Norris noted that AEP has said it expects 30 GW of new load from data centers in the next few years. Bill Fehrman, CEO of Ohio-based AEP, last week said “It continues to be full speed ahead” for his group, and said the company is considering adding $10 billion to its record $54-billion capital expenditure plan through the end of the decade.
Demand Response
The study noted that the number of hours during which curtailment of new loads would be necessary each year, on average, is comparable to the curtailment from existing U.S. demand response programs. The group said their research suggests the U.S. grid is sufficient to accommodate significant constant new loads, as long as those loads can be safely scaled back during some hours of the year. They also said there is the potential to use flexible load to complement investments in new power capacity, enabling the grid to grow while also mitigating the need for large expenditures on new capacity.

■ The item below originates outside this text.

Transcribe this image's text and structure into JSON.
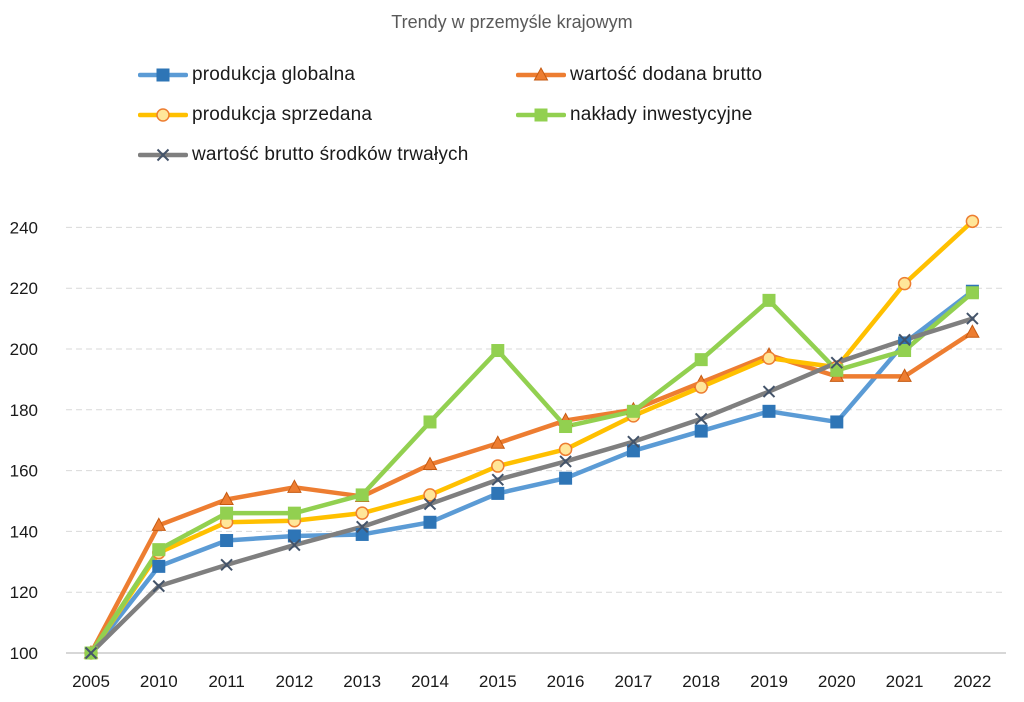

The researchers, citing the North American Electric Reliability Corp.’s 2024 Long-Term Reliability Assessment, said that aggregated U.S. winter peak load is forecast to grow by 21.5% over the next 10 years, from the 2024 total of 694 GW to 843 GW by 2034. The group said demand from large commercial customers, including data centers, would be responsible for much of that load growth.
Norris during Wednesday’s webinar was asked how load flexibility could be translated into system planning processes, such as interconnection studies and resource adequacy studies that actually allow for using the headroom on the transmission and distribution system.
“This is a really important point,” said Norris. “I want to emphasize that because we’ve been asked … how is this different from existing demand response programs. The existing demand response programs, and they’ve obviously made very meaningful contributions in some markets, is that most of the loads that participate, especially the large loads—which are about 70% of participants in demand response programs—most of those loads are treated as firm loads for the purposes of resource adequacy planning and interconnection and transmission planning. And they opt to participate in demand response for economic purposes given the associated economic incentives.”
Norris continued, “What we’re talking about here can include that, but it’s a little different that we’re talking about pulling up the considerations earlier in the planning process from the beginning and recognizing the profile of the load and its capabilities before an interconnection study. And [then] a transmission study and a capacity expansion plan is developed to accommodate that new load. And that is, we think, a bit different than the existing programs we’ve seen, and it does arguably require a little bit more of a sophisticated approach to system planning.”
—Darrell Proctor is a senior editor for POWER.